Investimento em infraestruturas deve levar à transformação da economia

MILAGRE OU MIRAGEM?

Uma forte aposta na construção de infraestruturas não leva necessariamente à transformação. O problema da estratégia angolana é que ela dificilmente permite a criação de sinergias

No discurso de tomada posse deste segundo mandato, o Presidente João Lourenço indicou que o seu Executivo iria continuar com alguns projectos estruturantes, como, por exemplo, o Porto Caio em Cabinda, os aeroportos de Cabinda, Mbanza Congo e o novo aeroporto internacional de Luanda. Outras infraestruturas, como a barragem de Caculo Cabaça e o Polo de Desenvolvimento da Barra de Dande, também serão concluídas.

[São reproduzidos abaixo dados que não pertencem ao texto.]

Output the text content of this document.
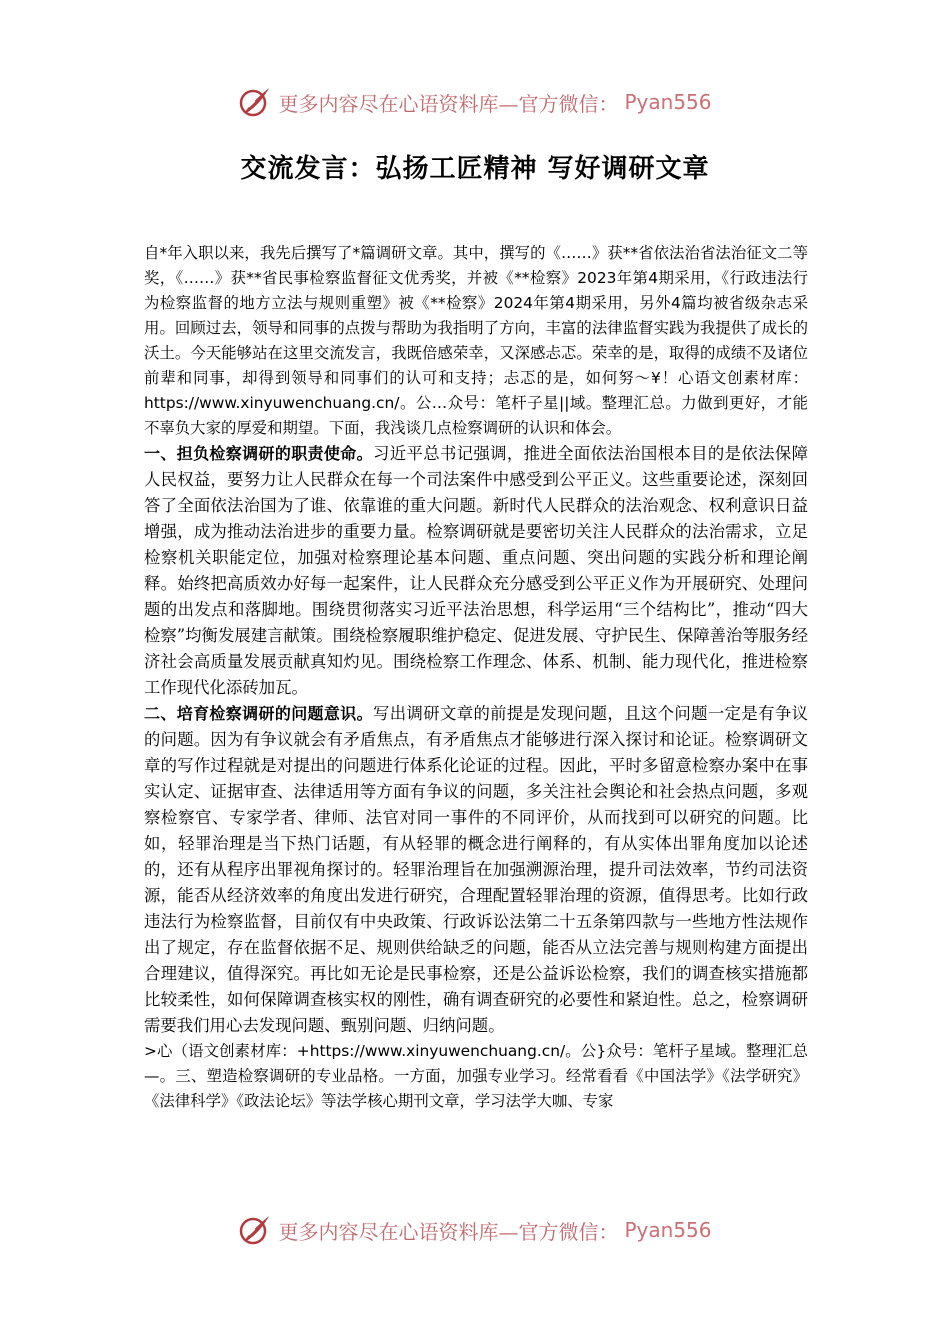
更多内容尽在心语资料库—官方微信： Pyan556
交流发言：弘扬工匠精神 写好调研文章

自*年入职以来，我先后撰写了*篇调研文章。其中，撰写的《……》获**省依法治省法治征文二等奖，《……》获**省民事检察监督征文优秀奖，并被《**检察》2023年第4期采用，《行政违法行为检察监督的地方立法与规则重塑》被《**检察》2024年第4期采用，另外4篇均被省级杂志采用。回顾过去，领导和同事的点拨与帮助为我指明了方向，丰富的法律监督实践为我提供了成长的沃土。今天能够站在这里交流发言，我既倍感荣幸，又深感忐忑。荣幸的是，取得的成绩不及诸位前辈和同事，却得到领导和同事们的认可和支持；忐忑的是，如何努～¥！心语文创素材库：https://www.xinyuwenchuang.cn/。公…众号：笔杆子星||域。整理汇总。力做到更好，才能不辜负大家的厚爱和期望。下面，我浅谈几点检察调研的认识和体会。

一、担负检察调研的职责使命。习近平总书记强调，推进全面依法治国根本目的是依法保障人民权益，要努力让人民群众在每一个司法案件中感受到公平正义。这些重要论述，深刻回答了全面依法治国为了谁、依靠谁的重大问题。新时代人民群众的法治观念、权利意识日益增强，成为推动法治进步的重要力量。检察调研就是要密切关注人民群众的法治需求，立足检察机关职能定位，加强对检察理论基本问题、重点问题、突出问题的实践分析和理论阐释。始终把高质效办好每一起案件，让人民群众充分感受到公平正义作为开展研究、处理问题的出发点和落脚地。围绕贯彻落实习近平法治思想，科学运用“三个结构比”，推动“四大检察”均衡发展建言献策。围绕检察履职维护稳定、促进发展、守护民生、保障善治等服务经济社会高质量发展贡献真知灼见。围绕检察工作理念、体系、机制、能力现代化，推进检察工作现代化添砖加瓦。

二、培育检察调研的问题意识。写出调研文章的前提是发现问题，且这个问题一定是有争议的问题。因为有争议就会有矛盾焦点，有矛盾焦点才能够进行深入探讨和论证。检察调研文章的写作过程就是对提出的问题进行体系化论证的过程。因此，平时多留意检察办案中在事实认定、证据审查、法律适用等方面有争议的问题，多关注社会舆论和社会热点问题，多观察检察官、专家学者、律师、法官对同一事件的不同评价，从而找到可以研究的问题。比如，轻罪治理是当下热门话题，有从轻罪的概念进行阐释的，有从实体出罪角度加以论述的，还有从程序出罪视角探讨的。轻罪治理旨在加强溯源治理，提升司法效率，节约司法资源，能否从经济效率的角度出发进行研究，合理配置轻罪治理的资源，值得思考。比如行政违法行为检察监督，目前仅有中央政策、行政诉讼法第二十五条第四款与一些地方性法规作出了规定，存在监督依据不足、规则供给缺乏的问题，能否从立法完善与规则构建方面提出合理建议，值得深究。再比如无论是民事检察，还是公益诉讼检察，我们的调查核实措施都比较柔性，如何保障调查核实权的刚性，确有调查研究的必要性和紧迫性。总之，检察调研需要我们用心去发现问题、甄别问题、归纳问题。

>心（语文创素材库：+https://www.xinyuwenchuang.cn/。公}众号：笔杆子星域。整理汇总—。三、塑造检察调研的专业品格。一方面，加强专业学习。经常看看《中国法学》《法学研究》《法律科学》《政法论坛》等法学核心期刊文章，学习法学大咖、专家

更多内容尽在心语资料库—官方微信： Pyan556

Foi dito igualmente que o Executivo deverá aumentar o fornecimento de água a Luanda, através do centro de captação e distribuição do Bita e Quilonga, e no sul de Angola vão ser construídas albufeiras.

Todavia, agora olhando para o processo de reconstrução pós-guerra, sabemos que uma forte aposta na construção de infraestruturas não leva necessariamente a transformação de uma economia. De facto, a evidência empírica mostra que muito do crescimento que a economia chinesa registou em outros sectores e que levou à transformação da economia, depois de 1978, esteve muito ligado à dinamização do sector de construção, incluindo as obras públicas.

O mesmo não se verificou em Angola, i.e., apesar do crescimento da contribuição do sector da construção para o PIB (saindo de 5,4% em 2002 para 13,7% em 2017), a indústria transformadora em Angola, como um todo (% do PIB), entre 2002 e 2020 apresenta um valor acrescentado(1) médio de 4,8%, muito abaixo dos 10,9% que é o valor médio para África subsariana neste período. Se olharmos para a Nigéria (um país, tal como Angola, ainda dependente das receitas do petróleo) vemos que lá o crescimento médio do valor acrescentado da indústria transformadora neste período foi de 9,4%. É preciso que as infraestruturas que o Executivo pretende concluir nesta legislatura estejam ao serviço do sector produtivo.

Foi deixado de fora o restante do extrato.